Now busily writing in his razaleigh.com weblog, the Gua Musang MP referred to Umno's previous leaders who had united the people to make Malaya independent and Tunku Abdul Rahman's bold vision of forming Malaysia "decided upon after much care and thought," the fruit of "mutual consent by debate and discussion, inquiries and elections".

"Today's Umno, under its present leadership, is probably beyond reform. Our leaders are the problem, and they have structured the party, bullied and bought it, so that they cannot be replaced by those who would lead to serve," Tengku Razaleigh wrote in his latest post.

He pointed out the party then had the confidence and leadership to envision a new nation not once but twice with a calibre of leaders to draw diverse communities into it and to found it on the rule of law, saying it had the confidence to unite people under a vision of common good.

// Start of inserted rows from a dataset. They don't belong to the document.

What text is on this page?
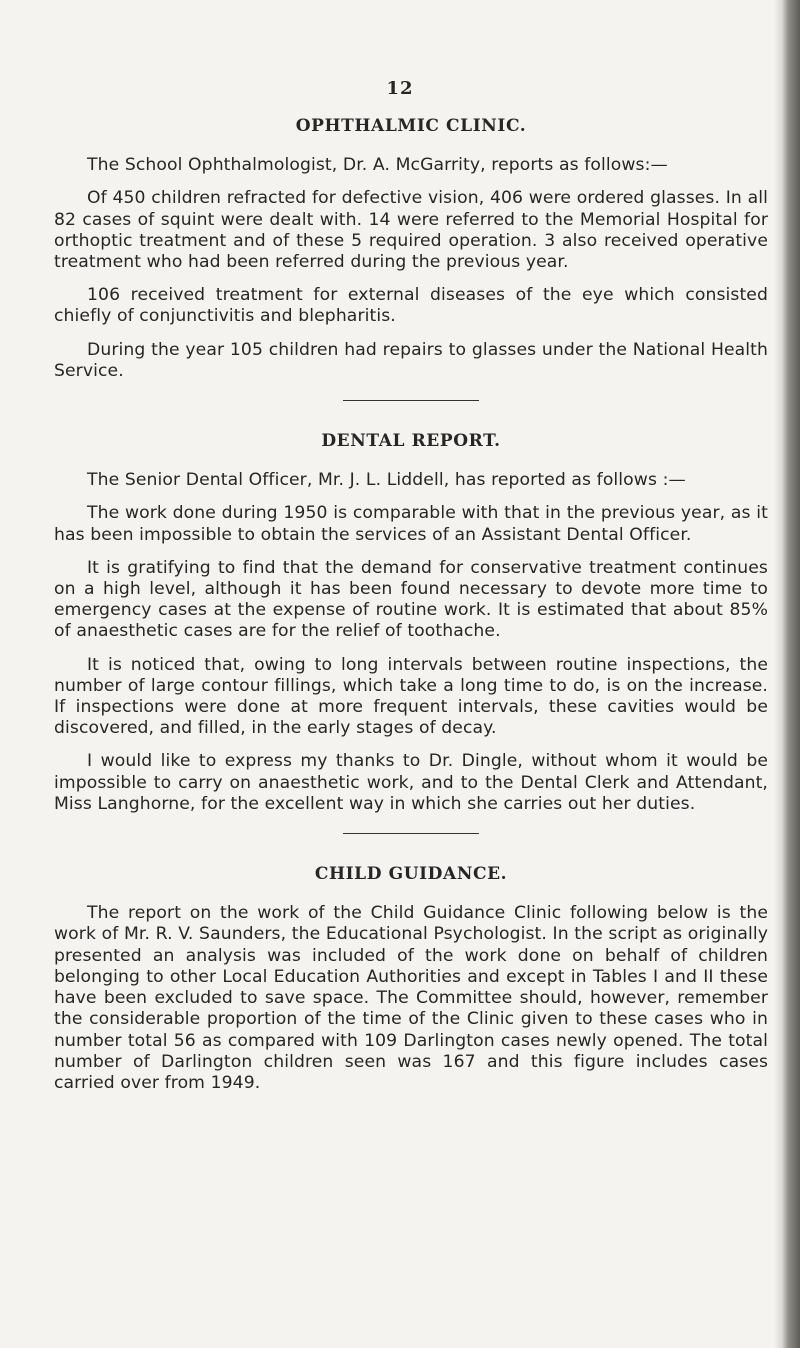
12
OPHTHALMIC CLINIC.

The School Ophthalmologist, Dr. A. McGarrity, reports as follows:—

Of 450 children refracted for defective vision, 406 were ordered glasses. In all 82 cases of squint were dealt with. 14 were referred to the Memorial Hospital for orthoptic treatment and of these 5 required operation. 3 also received operative treatment who had been referred during the previous year.

106 received treatment for external diseases of the eye which consisted chiefly of conjunctivitis and blepharitis.

During the year 105 children had repairs to glasses under the National Health Service.

DENTAL REPORT.

The Senior Dental Officer, Mr. J. L. Liddell, has reported as follows :—

The work done during 1950 is comparable with that in the previous year, as it has been impossible to obtain the services of an Assistant Dental Officer.

It is gratifying to find that the demand for conservative treatment continues on a high level, although it has been found necessary to devote more time to emergency cases at the expense of routine work. It is estimated that about 85% of anaesthetic cases are for the relief of toothache.

It is noticed that, owing to long intervals between routine inspections, the number of large contour fillings, which take a long time to do, is on the increase. If inspections were done at more frequent intervals, these cavities would be discovered, and filled, in the early stages of decay.

I would like to express my thanks to Dr. Dingle, without whom it would be impossible to carry on anaesthetic work, and to the Dental Clerk and Attendant, Miss Langhorne, for the excellent way in which she carries out her duties.

CHILD GUIDANCE.

The report on the work of the Child Guidance Clinic following below is the work of Mr. R. V. Saunders, the Educational Psychologist. In the script as originally presented an analysis was included of the work done on behalf of children belonging to other Local Education Authorities and except in Tables I and II these have been excluded to save space. The Committee should, however, remember the considerable proportion of the time of the Clinic given to these cases who in number total 56 as compared with 109 Darlington cases newly opened. The total number of Darlington children seen was 167 and this figure includes cases carried over from 1949.
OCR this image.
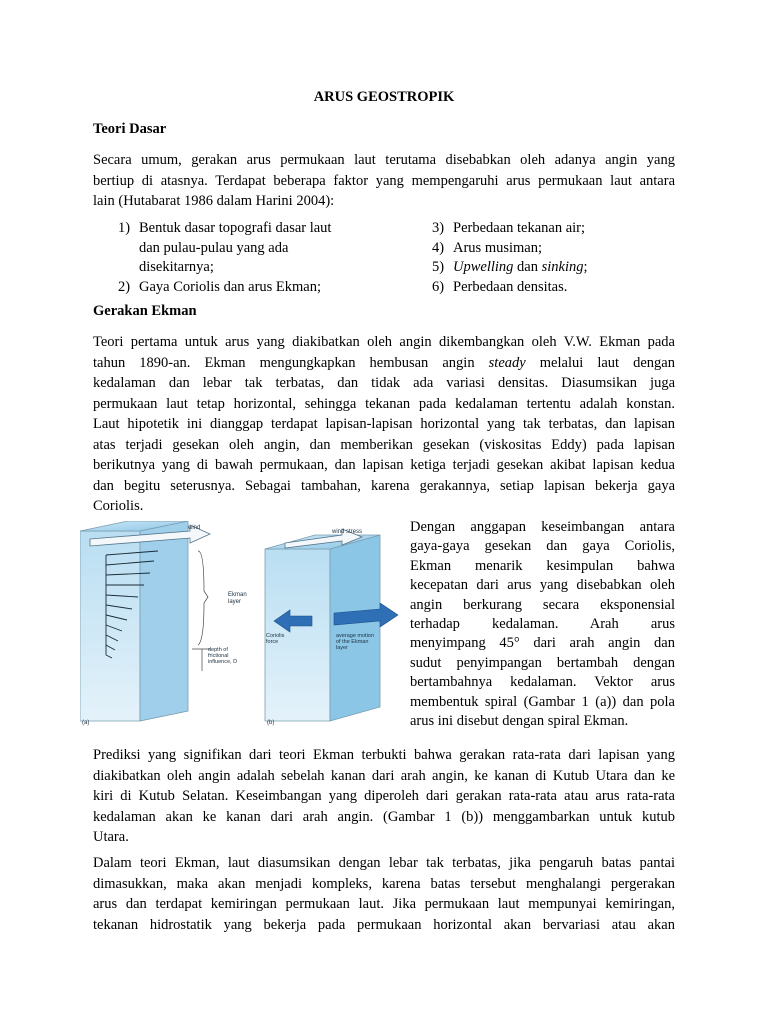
ARUS GEOSTROPIK
Teori Dasar

Secara umum, gerakan arus permukaan laut terutama disebabkan oleh adanya angin yang
bertiup di atasnya. Terdapat beberapa faktor yang mempengaruhi arus permukaan laut antara
lain (Hutabarat 1986 dalam Harini 2004):

1) Bentuk dasar topografi dasar laut
dan pulau-pulau yang ada
disekitarnya;
2) Gaya Coriolis dan arus Ekman;
3) Perbedaan tekanan air;
4) Arus musiman;
5) Upwelling dan sinking;
6) Perbedaan densitas.
Gerakan Ekman

Teori pertama untuk arus yang diakibatkan oleh angin dikembangkan oleh V.W. Ekman pada
tahun 1890-an. Ekman mengungkapkan hembusan angin steady melalui laut dengan
kedalaman dan lebar tak terbatas, dan tidak ada variasi densitas. Diasumsikan juga
permukaan laut tetap horizontal, sehingga tekanan pada kedalaman tertentu adalah konstan.
Laut hipotetik ini dianggap terdapat lapisan-lapisan horizontal yang tak terbatas, dan lapisan
atas terjadi gesekan oleh angin, dan memberikan gesekan (viskositas Eddy) pada lapisan
berikutnya yang di bawah permukaan, dan lapisan ketiga terjadi gesekan akibat lapisan kedua
dan begitu seterusnya. Sebagai tambahan, karena gerakannya, setiap lapisan bekerja gaya
Coriolis.

wind
Ekman layer
depth of frictional influence, D
(a)
wind stress
Coriolis force
average motion of the Ekman layer
(b)

Dengan anggapan keseimbangan antara
gaya-gaya gesekan dan gaya Coriolis,
Ekman menarik kesimpulan bahwa
kecepatan dari arus yang disebabkan oleh
angin berkurang secara eksponensial
terhadap kedalaman. Arah arus
menyimpang 45° dari arah angin dan
sudut penyimpangan bertambah dengan
bertambahnya kedalaman. Vektor arus
membentuk spiral (Gambar 1 (a)) dan pola
arus ini disebut dengan spiral Ekman.

Prediksi yang signifikan dari teori Ekman terbukti bahwa gerakan rata-rata dari lapisan yang
diakibatkan oleh angin adalah sebelah kanan dari arah angin, ke kanan di Kutub Utara dan ke
kiri di Kutub Selatan. Keseimbangan yang diperoleh dari gerakan rata-rata atau arus rata-rata
kedalaman akan ke kanan dari arah angin. (Gambar 1 (b)) menggambarkan untuk kutub
Utara.

Dalam teori Ekman, laut diasumsikan dengan lebar tak terbatas, jika pengaruh batas pantai
dimasukkan, maka akan menjadi kompleks, karena batas tersebut menghalangi pergerakan
arus dan terdapat kemiringan permukaan laut. Jika permukaan laut mempunyai kemiringan,
tekanan hidrostatik yang bekerja pada permukaan horizontal akan bervariasi atau akan
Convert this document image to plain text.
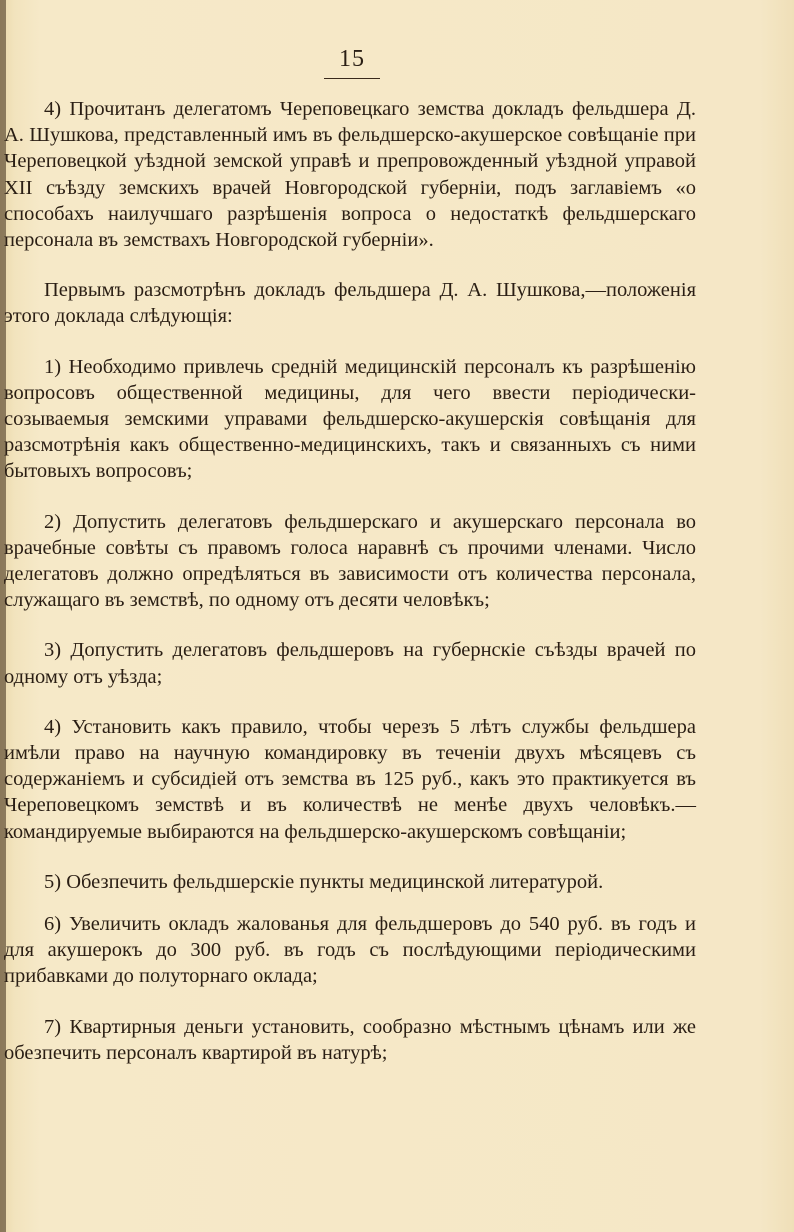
15

4) Прочитанъ делегатомъ Череповецкаго земства докладъ фельдшера Д. А. Шушкова, представленный имъ въ фельдшерско-акушерское совѣщаніе при Череповецкой уѣздной земской управѣ и препровожденный уѣздной управой XII съѣзду земскихъ врачей Новгородской губерніи, подъ заглавіемъ «о способахъ наилучшаго разрѣшенія вопроса о недостаткѣ фельдшерскаго персонала въ земствахъ Новгородской губерніи».

Первымъ разсмотрѣнъ докладъ фельдшера Д. А. Шушкова,—положенія этого доклада слѣдующія:

1) Необходимо привлечь средній медицинскій персоналъ къ разрѣшенію вопросовъ общественной медицины, для чего ввести періодически-созываемыя земскими управами фельдшерско-акушерскія совѣщанія для разсмотрѣнія какъ общественно-медицинскихъ, такъ и связанныхъ съ ними бытовыхъ вопросовъ;

2) Допустить делегатовъ фельдшерскаго и акушерскаго персонала во врачебные совѣты съ правомъ голоса наравнѣ съ прочими членами. Число делегатовъ должно опредѣляться въ зависимости отъ количества персонала, служащаго въ земствѣ, по одному отъ десяти человѣкъ;

3) Допустить делегатовъ фельдшеровъ на губернскіе съѣзды врачей по одному отъ уѣзда;

4) Установить какъ правило, чтобы черезъ 5 лѣтъ службы фельдшера имѣли право на научную командировку въ теченіи двухъ мѣсяцевъ съ содержаніемъ и субсидіей отъ земства въ 125 руб., какъ это практикуется въ Череповецкомъ земствѣ и въ количествѣ не менѣе двухъ человѣкъ.—командируемые выбираются на фельдшерско-акушерскомъ совѣщаніи;

5) Обезпечить фельдшерскіе пункты медицинской литературой.

6) Увеличить окладъ жалованья для фельдшеровъ до 540 руб. въ годъ и для акушерокъ до 300 руб. въ годъ съ послѣдующими періодическими прибавками до полуторнаго оклада;

7) Квартирныя деньги установить, сообразно мѣстнымъ цѣнамъ или же обезпечить персоналъ квартирой въ натурѣ;
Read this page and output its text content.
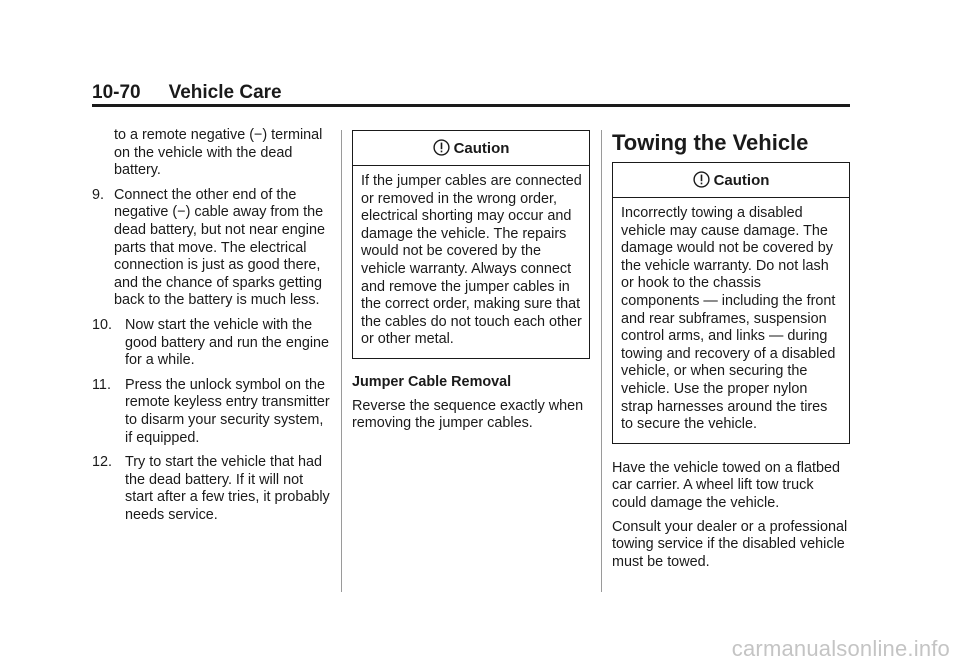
10-70 Vehicle Care

to a remote negative (−) terminal on the vehicle with the dead battery.

9. Connect the other end of the negative (−) cable away from the dead battery, but not near engine parts that move. The electrical connection is just as good there, and the chance of sparks getting back to the battery is much less.

10. Now start the vehicle with the good battery and run the engine for a while.

11. Press the unlock symbol on the remote keyless entry transmitter to disarm your security system, if equipped.

12. Try to start the vehicle that had the dead battery. If it will not start after a few tries, it probably needs service.

Caution

If the jumper cables are connected or removed in the wrong order, electrical shorting may occur and damage the vehicle. The repairs would not be covered by the vehicle warranty. Always connect and remove the jumper cables in the correct order, making sure that the cables do not touch each other or other metal.

Jumper Cable Removal

Reverse the sequence exactly when removing the jumper cables.

Towing the Vehicle

Caution

Incorrectly towing a disabled vehicle may cause damage. The damage would not be covered by the vehicle warranty. Do not lash or hook to the chassis components — including the front and rear subframes, suspension control arms, and links — during towing and recovery of a disabled vehicle, or when securing the vehicle. Use the proper nylon strap harnesses around the tires to secure the vehicle.

Have the vehicle towed on a flatbed car carrier. A wheel lift tow truck could damage the vehicle.

Consult your dealer or a professional towing service if the disabled vehicle must be towed.

carmanualsonline.info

"Contrast the breadth of vision we had 50 years ago, and our method of naming and solving our problems then, even in the face of serious threats to our security, with how we conduct ourselves now, having surrounded ourselves with self-made threats while real challenges such as education and the economy go begging," Tengku Razaleigh said bluntly.

"Umno's most recent achievement has been to wrest power by underhanded means from a democratically-elected state government. In doing so we came across as the party of the desperate, not the confident.

"Contrast the broad field we ranged over, with the narrow stage we now strut before a shrinking audience," Tengku Razaleigh lamented in reference to the adverse public reaction to Umno's move to unseat the Perak Pakatan Rakyat government.

But he held out hope for the Malay nationalist party that was founded in 1946 to defend the rights of the Malays and the Rulers and that had formed an alliance for independence in 1957.

"But no other party can do what Umno once did, and must do again," the Kelantan prince concluded.